When you do a map operation the OCL runtime must copy the buffer from device memory to host memory even if you specify 'CL_MAP_WRITE'. When you unmap, the runtime will copy the buffer back to device memory. The half throughput is due to the copies in both ways compared to 'clEnqueueWriteBuffer' which copy only one way.
The reason the runtime must copy both ways is because, according to the spec, on 'CL_MAP_WRITE' the user is not committed to completely overwrite the buffer, hence the runtime must prepare the buffer in case of partial update.
Only on 'CL_MAP_READ' the runtime can waive the copy back to device memory.
A related topic: Pinned memory makes driver very happy
There is a little discussion about why this might be.
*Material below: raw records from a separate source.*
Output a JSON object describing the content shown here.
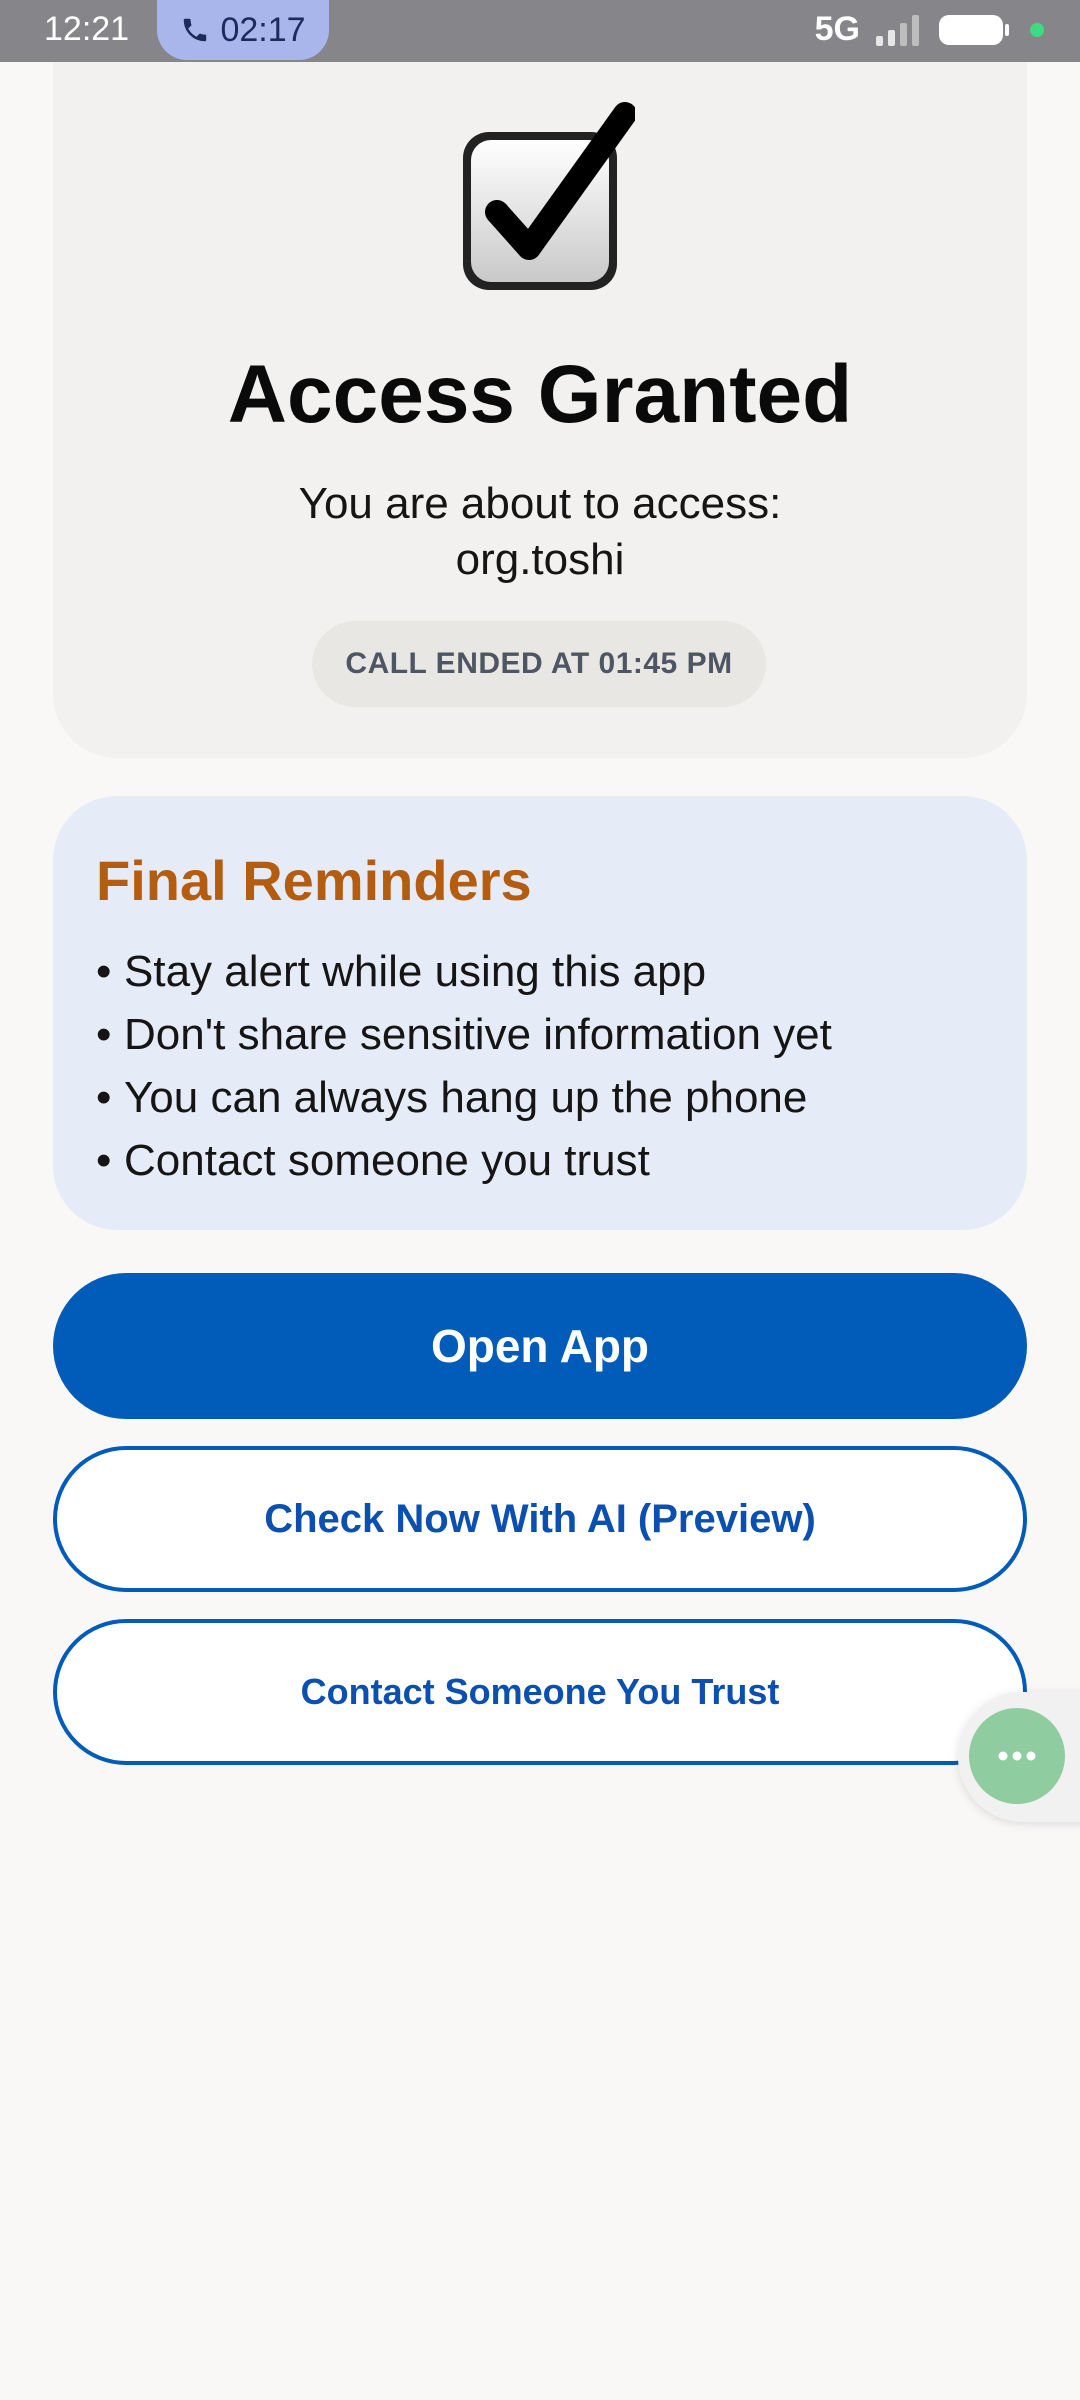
{
  "status_bar": {
    "time": "12:21",
    "call_timer": "02:17",
    "network": "5G",
    "call_icon": "phone-icon",
    "signal_icon": "signal-bars-icon",
    "battery_icon": "battery-icon"
  },
  "access": {
    "icon": "check-box-icon",
    "title": "Access Granted",
    "subtitle_line1": "You are about to access:",
    "subtitle_line2": "org.toshi",
    "call_ended": "CALL ENDED AT 01:45 PM"
  },
  "reminders": {
    "title": "Final Reminders",
    "items": [
      "Stay alert while using this app",
      "Don't share sensitive information yet",
      "You can always hang up the phone",
      "Contact someone you trust"
    ]
  },
  "buttons": {
    "open_app": "Open App",
    "check_ai": "Check Now With AI (Preview)",
    "contact_trust": "Contact Someone You Trust"
  },
  "floating": {
    "icon": "more-dots-icon"
  },
  "colors": {
    "primary": "#005bb9",
    "reminder_title": "#b45d10",
    "reminder_bg": "#e6ecf7",
    "fab": "#8fcca0"
  }
}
If that answers your question, then please mark this reply as "correct" so anyone finding this knows to go look at the related topic.
Hope this helps.
When you do a map operation the OCL runtime must copy the buffer from device memory to host memory even if you specify 'CL_MAP_WRITE'. When you unmap, the runtime will copy the buffer back to device memory. The half throughput is due to the copies in both ways compared to 'clEnqueueWriteBuffer' which copy only one way.
The reason the runtime must copy both ways is because, according to the spec, on 'CL_MAP_WRITE' the user is not committed to completely overwrite the buffer, hence the runtime must prepare the buffer in case of partial update.
Only on 'CL_MAP_READ' the runtime can waive the copy back to device memory.
That is why CL_MAP_WRITE_INVALIDATE_REGION was introduced.
I appreciate your quick response. Thank you very much!